Global AI Usage Climbs, But Not Evenly
Global AI usage is moving beyond early experimentation, with Microsoft’s latest Global AI Diffusion Report showing that 17.8% of the world’s working-age population used generative AI in the first quarter of 2026, up from 16.3%. Twenty-six economies now report more than 30% of their working-age residents using AI tools, signalling that advanced markets are entering a phase of routine, day-to-day deployment rather than isolated pilots. Leaders include the UAE with a diffusion rate above 70%, followed by high-income economies such as Singapore, Norway, Ireland, and France. The United States has also inched up the rankings. This rising global AI usage, however, masks sharp regional disparities. While some countries rapidly integrate AI into coding, content creation, and professional work, others are only beginning to gain basic exposure. The headline story is no longer whether AI is spreading, but where—and how fast—its benefits are being captured.

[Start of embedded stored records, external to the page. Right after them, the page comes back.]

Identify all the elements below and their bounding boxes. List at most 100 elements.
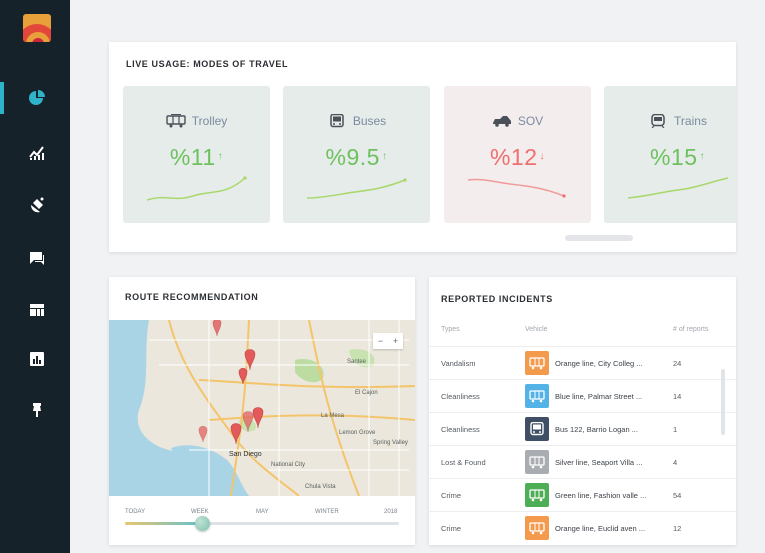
timeline-label-week[interactable]: WEEK (191, 509, 209, 515)
map-graphic (109, 320, 415, 496)
report-count: 54 (673, 491, 682, 500)
nav-item-messages[interactable] (23, 244, 51, 272)
mode-card-trolley[interactable]: Trolley %11 ↑ (123, 86, 270, 223)
nav-item-signals[interactable] (23, 191, 51, 219)
vehicle-name[interactable]: Green line, Fashion valle ... (555, 491, 646, 500)
incident-row[interactable]: Vandalism Orange line, City Colleg ... 24 (429, 346, 736, 379)
nav-item-reports[interactable] (23, 345, 51, 373)
mode-card-buses[interactable]: Buses %9.5 ↑ (283, 86, 430, 223)
map-zoom-control[interactable]: − + (373, 333, 403, 349)
mode-header: Trolley (123, 114, 270, 128)
nav-item-pinned[interactable] (23, 396, 51, 424)
zoom-out-button[interactable]: − (378, 336, 383, 346)
incident-row[interactable]: Cleanliness Blue line, Palmar Street ... 1… (429, 379, 736, 412)
mode-header: Buses (283, 114, 430, 128)
pin-icon (33, 403, 41, 417)
timeline-label-may[interactable]: MAY (256, 509, 269, 515)
mode-card-sov[interactable]: SOV %12 ↓ (444, 86, 591, 223)
timeline-slider-fill (125, 522, 202, 525)
chat-icon (30, 252, 44, 265)
trolley-icon (529, 456, 545, 469)
train-icon (651, 114, 665, 128)
horizontal-scrollbar[interactable] (565, 235, 633, 241)
sparkline (306, 178, 407, 199)
trend-up-icon: ↑ (217, 151, 224, 162)
line-chart-icon (29, 146, 44, 160)
report-count: 14 (673, 392, 682, 401)
trolley-icon (529, 522, 545, 535)
sidebar (0, 0, 70, 553)
vehicle-name[interactable]: Blue line, Palmar Street ... (555, 392, 642, 401)
trend-up-icon: ↑ (381, 151, 388, 162)
incident-type: Crime (441, 491, 461, 500)
map-label-national-city: National City (271, 462, 306, 468)
column-header-types[interactable]: Types (441, 326, 460, 333)
vehicle-name[interactable]: Bus 122, Barrio Logan ... (555, 425, 638, 434)
incident-row[interactable]: Crime Orange line, Euclid aven ... 12 (429, 511, 736, 544)
timeline-slider[interactable] (125, 516, 399, 531)
column-header-vehicle[interactable]: Vehicle (525, 326, 548, 333)
mode-value: %15 ↑ (649, 144, 706, 170)
incident-type: Cleanliness (441, 425, 480, 434)
bus-icon (530, 422, 544, 436)
app-logo[interactable] (23, 14, 51, 42)
timeline-label-winter[interactable]: WINTER (315, 509, 339, 515)
reported-incidents-panel: REPORTED INCIDENTS Types Vehicle # of re… (429, 277, 736, 545)
map-label-san-diego: San Diego (229, 451, 262, 458)
trolley-icon (529, 489, 545, 502)
report-count: 4 (673, 458, 678, 467)
sparkline (627, 177, 729, 199)
incident-row[interactable]: Lost & Found Silver line, Seaport Villa .… (429, 445, 736, 478)
bar-chart-icon (30, 352, 44, 366)
timeline-label-2018[interactable]: 2018 (384, 509, 397, 515)
timeline-label-today[interactable]: TODAY (125, 509, 145, 515)
dashboard-icon (30, 304, 44, 316)
mode-label: SOV (517, 114, 544, 128)
nav-item-overview[interactable] (23, 84, 51, 112)
trend-up-icon: ↑ (699, 151, 706, 162)
route-title: ROUTE RECOMMENDATION (125, 292, 259, 302)
incident-row[interactable]: Crime Green line, Fashion valle ... 54 (429, 478, 736, 511)
incident-type: Crime (441, 524, 461, 533)
map-label-el-cajon: El Cajon (355, 390, 378, 396)
vehicle-name[interactable]: Silver line, Seaport Villa ... (555, 458, 642, 467)
incident-row[interactable]: Cleanliness Bus 122, Barrio Logan ... 1 (429, 412, 736, 445)
vehicle-badge (525, 351, 549, 375)
mode-label: Trolley (191, 114, 228, 128)
car-icon (492, 116, 511, 127)
map-label-spring-valley: Spring Valley (373, 440, 408, 446)
vehicle-badge (525, 384, 549, 408)
vehicle-name[interactable]: Orange line, City Colleg ... (555, 359, 643, 368)
trend-down-icon: ↓ (539, 151, 546, 162)
incidents-title: REPORTED INCIDENTS (441, 294, 553, 304)
trolley-icon (529, 390, 545, 403)
vehicle-badge (525, 417, 549, 441)
sparkline (467, 178, 566, 198)
incident-type: Vandalism (441, 359, 476, 368)
mode-label: Trains (674, 114, 707, 128)
nav-item-trends[interactable] (23, 138, 51, 166)
mode-value: %11 ↑ (169, 144, 224, 170)
trolley-icon (166, 114, 186, 128)
incident-type: Lost & Found (441, 458, 486, 467)
sparkline (146, 176, 247, 201)
vehicle-badge (525, 483, 549, 507)
mode-header: Trains (604, 114, 736, 128)
map-label-santee: Santee (347, 359, 367, 365)
mode-header: SOV (444, 114, 591, 128)
mode-card-trains[interactable]: Trains %15 ↑ (604, 86, 736, 223)
vertical-scrollbar[interactable] (721, 369, 725, 435)
route-recommendation-panel: ROUTE RECOMMENDATION − + San Diego Natio… (109, 277, 415, 545)
map-label-la-mesa: La Mesa (321, 413, 345, 419)
column-header-reports[interactable]: # of reports (673, 326, 708, 333)
mode-label: Buses (352, 114, 387, 128)
vehicle-name[interactable]: Orange line, Euclid aven ... (555, 524, 645, 533)
report-count: 24 (673, 359, 682, 368)
mode-value: %12 ↓ (489, 144, 546, 170)
route-map[interactable]: − + San Diego National City Chula Vista … (109, 320, 415, 496)
zoom-in-button[interactable]: + (393, 336, 398, 346)
timeline-slider-thumb[interactable] (194, 516, 210, 531)
nav-item-dashboard[interactable] (23, 296, 51, 324)
map-label-chula-vista: Chula Vista (305, 484, 336, 490)
live-usage-title: LIVE USAGE: MODES OF TRAVEL (126, 59, 289, 69)
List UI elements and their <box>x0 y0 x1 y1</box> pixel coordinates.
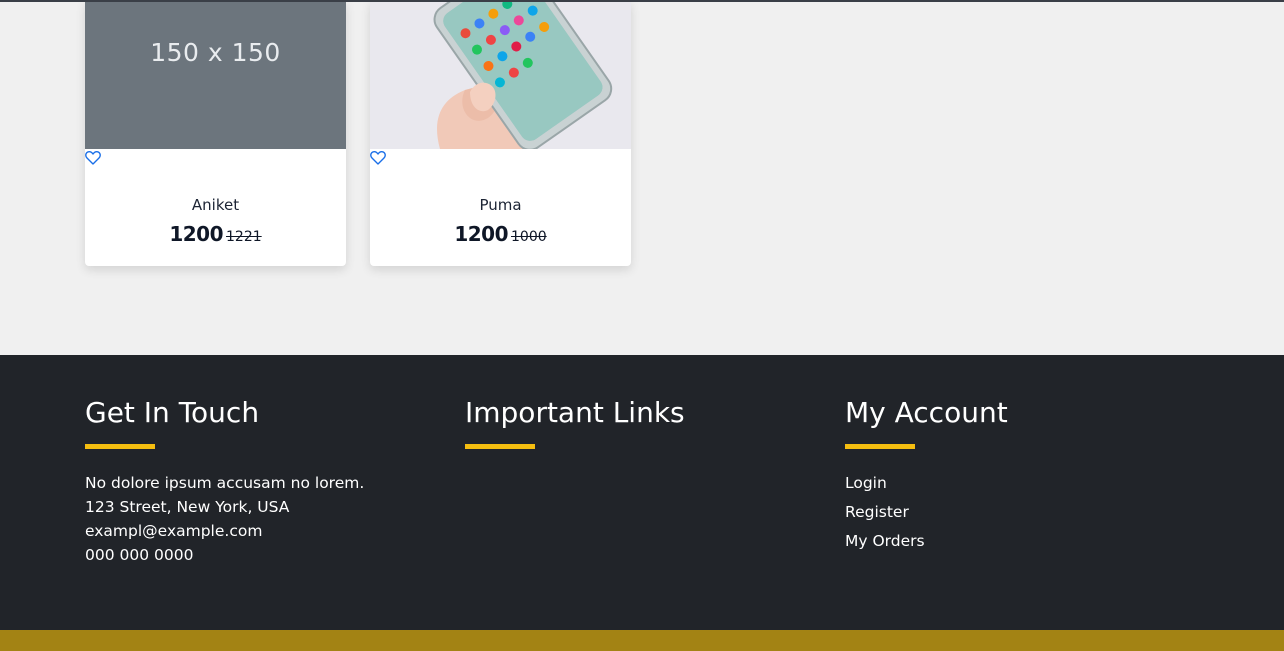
heart-icon[interactable] <box>370 150 386 165</box>
login-link[interactable]: Login <box>845 469 925 498</box>
phone-in-hand-image <box>370 0 631 149</box>
current-price: 1200 <box>454 222 509 246</box>
product-image-placeholder[interactable]: 150 x 150 <box>85 0 346 149</box>
contact-address: 123 Street, New York, USA <box>85 498 290 516</box>
product-grid: 150 x 150 Aniket 1200 1221 Puma 1200 100… <box>0 0 1284 355</box>
title-underline <box>845 444 915 449</box>
title-underline <box>85 444 155 449</box>
contact-info: No dolore ipsum accusam no lorem. 123 St… <box>85 471 364 567</box>
footer: Get In Touch No dolore ipsum accusam no … <box>0 355 1284 630</box>
placeholder-text: 150 x 150 <box>150 37 281 67</box>
product-card[interactable]: Puma 1200 1000 <box>370 0 631 266</box>
top-divider <box>0 0 1284 2</box>
contact-phone: 000 000 0000 <box>85 546 194 564</box>
product-card[interactable]: 150 x 150 Aniket 1200 1221 <box>85 0 346 266</box>
old-price: 1221 <box>226 229 262 245</box>
current-price: 1200 <box>169 222 224 246</box>
heart-icon[interactable] <box>85 150 101 165</box>
register-link[interactable]: Register <box>845 498 925 527</box>
product-price: 1200 1221 <box>85 222 346 246</box>
product-name[interactable]: Aniket <box>85 196 346 214</box>
product-name[interactable]: Puma <box>370 196 631 214</box>
old-price: 1000 <box>511 229 547 245</box>
footer-account-title: My Account <box>845 396 1008 429</box>
contact-description: No dolore ipsum accusam no lorem. <box>85 474 365 492</box>
title-underline <box>465 444 535 449</box>
product-image-phone[interactable] <box>370 0 631 149</box>
account-links: Login Register My Orders <box>845 469 925 556</box>
product-price: 1200 1000 <box>370 222 631 246</box>
bottom-bar <box>0 630 1284 651</box>
footer-contact-title: Get In Touch <box>85 396 260 429</box>
contact-email: exampl@example.com <box>85 522 263 540</box>
my-orders-link[interactable]: My Orders <box>845 527 925 556</box>
footer-links-title: Important Links <box>465 396 685 429</box>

The Widening AI Adoption Gap Between North and South
Behind the aggregate rise in global AI usage lies a striking AI adoption gap between wealthier and developing regions. Microsoft’s data shows that in the Global North, 27.5% of the working-age population used generative AI in early 2026, up from 24.7% in the second half of 2025. In the Global South, usage reached only 15.4%, edging up from 14.1%. This pushed the difference between the two blocs from 10.6 to 12.1 percentage points in less than a year. Developed economies are not only signing up more users; they are also deepening intensity of use and experimenting across sectors such as software development, education, and professional services. By contrast, many developing markets are stuck in a slower adoption lane, often limited to basic experimentation. As a result, the global AI diffusion map is becoming more polarized, with a cluster of high-usage economies racing ahead while vast parts of the world remain at low to moderate adoption levels.

Why Developing Markets Struggle With AI Adoption
The growing AI adoption gap is not merely a matter of tool availability; it reflects deeper structural constraints that disproportionately affect developing markets. Microsoft links the divide to deficits in reliable electricity, high-speed internet connectivity, and foundational digital skills. In many countries, inconsistent power supply and limited broadband coverage make sustained use of cloud-based generative AI tools difficult or costly. An AI skills shortage compounds the problem. Employers may experiment with pilots, but lack workers who can integrate AI into workflows or build localized applications. Additionally, language support remains uneven despite recent progress, and many advanced tools are optimized for major global languages. These obstacles restrict generative AI access for large segments of the population, especially in rural and low-income communities. Without targeted interventions, these structural barriers risk locking developing economies into a peripheral role in the emerging AI ecosystem, even as global AI usage continues to climb.

Economic Risks of a Persistent AI Adoption Divide
A persistent AI adoption gap carries serious economic implications for developing markets. As advanced economies integrate AI into software development, services, and knowledge work, they can lower production costs, accelerate innovation, and expand digital exports. For example, AI coding tools have helped drive a sharp rise in software activity, with Git pushes and new repositories surging, and developer employment continuing to grow in leading markets. If these productivity gains remain concentrated in richer countries, emerging economies risk losing competitiveness in sectors where they once had cost advantages, from outsourcing to manufacturing support services. The gap could deepen existing income disparities, as high-AI economies compound their lead through faster innovation cycles and higher-value jobs. For developing markets, delayed adoption may translate into weaker bargaining power in global supply chains and reduced ability to shape AI standards, governance, and products that reflect their own social and economic priorities.
Closing the Gap: Building Skills, Infrastructure, and Localised AI
Narrowing the AI adoption gap requires more than simply rolling out tools; it demands coordinated investment in education, infrastructure, and locally relevant solutions. Expanding reliable electricity and affordable broadband is foundational, enabling consistent access to cloud-based AI services. At the same time, education systems and workforce programmes must address the AI skills shortage by integrating digital literacy, data competence, and prompt-based problem solving into curricula and vocational training. For developing markets, a key opportunity lies in fostering AI solutions tailored to local languages, regulatory contexts, and sector priorities such as agriculture, health, and small-business productivity. Partnerships between governments, global technology firms, and local startups can lower costs and broaden generative AI access, for example through subsidised tools or community-based digital hubs. Without such targeted efforts, the current trajectory suggests that global AI usage will continue to rise while the structural AI adoption gap—and its economic consequences—grows wider.